The group used the Pittsburgh Experimental Economics Laboratory to dig deeper into why women were doing more of this work than men. More than 1,000 Pitt undergraduates took part in a study about what happens when volunteers are called on for one workplace task or another.

“We sort of wanted to mirror the setting that you have when you come into an office environment and the boss comes in and describes a task that nobody wants and sort of sees who isn’t (or) who’s going to raise their hand when a request goes out to take that task on,” Vesterlund said. “And we all know how that situation plays out. Everybody looks away (and) pretends like they couldn’t hear the request. They’re checking their phones, disengaging from the table, and eventually somebody’s going to come forward and raise their hand.”

In mixed-gender groups, the lab experiment showed, women were 44 percent more likely to be asked to take on non-promotable work and agreed to volunteer 50 percent more often than men, Vesterlund said. The required task involved clicking a button, so “everybody was equally good.”

“So, you couldn’t say that women were volunteering more because they were better at this task. That couldn’t be an explanation for why women were volunteering.”

Nor, as it turned out, were women’s levels of altruism and devotion to workplace efficiency. Switching the experiment from mixed- to specific-gender groups reinforced the authors’ suspicions.

“If women are more altruistic, then (if) I look at their cooperation with only women, and compare it to a group of all men, that the female groups … should find volunteers more often,” Vesterlund said. “But what we find instead is that the volunteering rates in all-female and all-male groups are exactly the same. So, it’s not that men don’t know how to volunteer. It’s just they only volunteer when the women are not around.”

This tendency becomes a self-fulfilling prophecy cycle in which women, Vesterlund said, “know if they don’t come forward, it’s not going to get done,” and thus pile more and more onto their overloaded plates.

That said, Vesterlund acknowledged it’s more a “fixed-organization problem” than a “women problem.”

“We know we should be giving work to the employees who are best at solving a task, not to the employee who is least reluctant to take it on,” she said. “Organizations can improve if they start distributing assignments based on sort of the value added that each employee has to the different jobs.”

Rather than just asking for volunteers and getting predictable outcomes, assigning tasks based on proficiencies, drawing names from a hat or taking chronological turns are among fairer approaches in allocating non-promotable tasks, she noted.

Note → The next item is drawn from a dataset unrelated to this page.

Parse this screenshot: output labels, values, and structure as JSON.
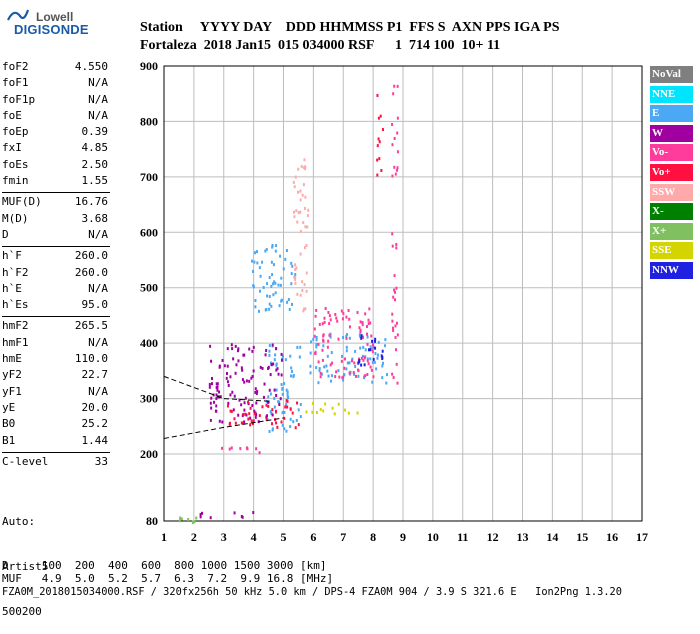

Looking at new strategies also opens a door for new employees to gain valuable experience.

“I should make sure that everybody among my new recruits is spending the same amount of time on promotable and nonverbal work so that I can figure out who’s best at doing what,” Vesterlund said. “So we are pushing for this to be an organizational solution where organizations first just bring awareness to the fact that women are doing all this work.”